Learning Approximate Inference Policies for Fast Prediction

Jason Eisner

Johns Hopkins University

In many domains, our best models are computationally intractable. This problem will only get worse as we manage to build more richly detailed models of specific domains. Fortunately, the practical goal of artificial or natural intelligence is not to do perfect detailed inference, but rather to answer specific questions by reasoning from observed data. Thus, we should seek policies for fast approximate inference that will actually achieve low expected loss on our target task. The target task is a distribution not only over test-time data but also over which variables will be observed and queried. The loss function may explicitly penalize for runtime (or data acquisition).

This story leaves open an engineering question: What space of policies should we search? I will review a range of options and point out past work for each. Among others, I will show our own recent successes using message-passing approximate inference policies for graphical models. The form of these policies is determined by the structure of our intractable and surely mismatched domain model, but we tune the parameters to minimize loss (Stoyanov & Eisner, 2012).
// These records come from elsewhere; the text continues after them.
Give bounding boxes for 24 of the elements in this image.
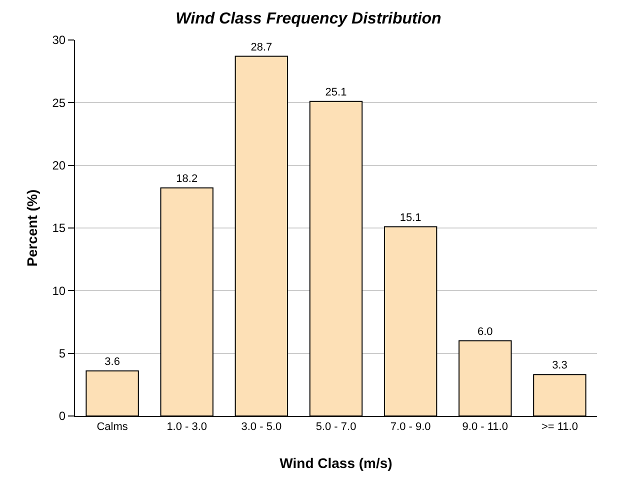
y-tick-label: 20 (52, 158, 66, 173)
data-label: 3.6 (104, 356, 120, 368)
x-tick-label: 1.0 - 3.0 (166, 421, 208, 434)
chart-title: Wind Class Frequency Distribution (176, 10, 442, 28)
y-tick-label: 0 (58, 409, 66, 424)
data-label: 25.1 (325, 86, 347, 98)
data-label: 6.0 (477, 326, 493, 338)
x-tick-label: 9.0 - 11.0 (462, 421, 508, 434)
data-label: 28.7 (250, 41, 272, 54)
y-tick-label: 15 (52, 221, 66, 236)
x-tick-label: 5.0 - 7.0 (316, 421, 356, 434)
y-tick-label: 30 (52, 33, 66, 48)
data-label: 18.2 (176, 172, 198, 185)
x-axis-title: Wind Class (m/s) (280, 455, 392, 471)
y-tick-label: 10 (52, 284, 66, 298)
y-tick-label: 25 (52, 96, 66, 110)
y-axis-title: Percent (%) (24, 189, 40, 267)
data-label: 3.3 (552, 360, 568, 372)
x-tick-label: Calms (96, 421, 128, 434)
x-tick-label: >= 11.0 (541, 421, 578, 434)
x-tick-label: 7.0 - 9.0 (390, 421, 431, 434)
x-tick-label: 3.0 - 5.0 (241, 421, 282, 434)
y-tick-label: 5 (58, 346, 66, 361)
data-label: 15.1 (400, 212, 422, 224)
One may search a space of sophisticated policies or a space of crude hacks, but crucially, one should tune the policy parameters to optimize expected error and runtime. This expectation can be taken over training data (empirical risk minimization), or over samples from a posterior belief about the target task (which I will call imputed risk minimization). The latter case requires some sort of prior model, but this is necessary when the empirical risk estimate suffers from sparse, non-independent, or out-of-domain training data.

Marginalization-Based Parameter Learning in Graphical Models

Justin Domke

Rochester Institute of Technology

Likelihood-based learning of graphical models faces challenges of computational complexity and robustness to model error.  This talk will discuss methods that directly maximize a measure of the accuracy of predicted marginals, in the context of a particular approximate inference algorithm.  Experiments suggest that marginalization-based learning, by compensating for both model and inference approximations at training time, can perform better than likelihood-based approximations when the model being fit is approximate in nature.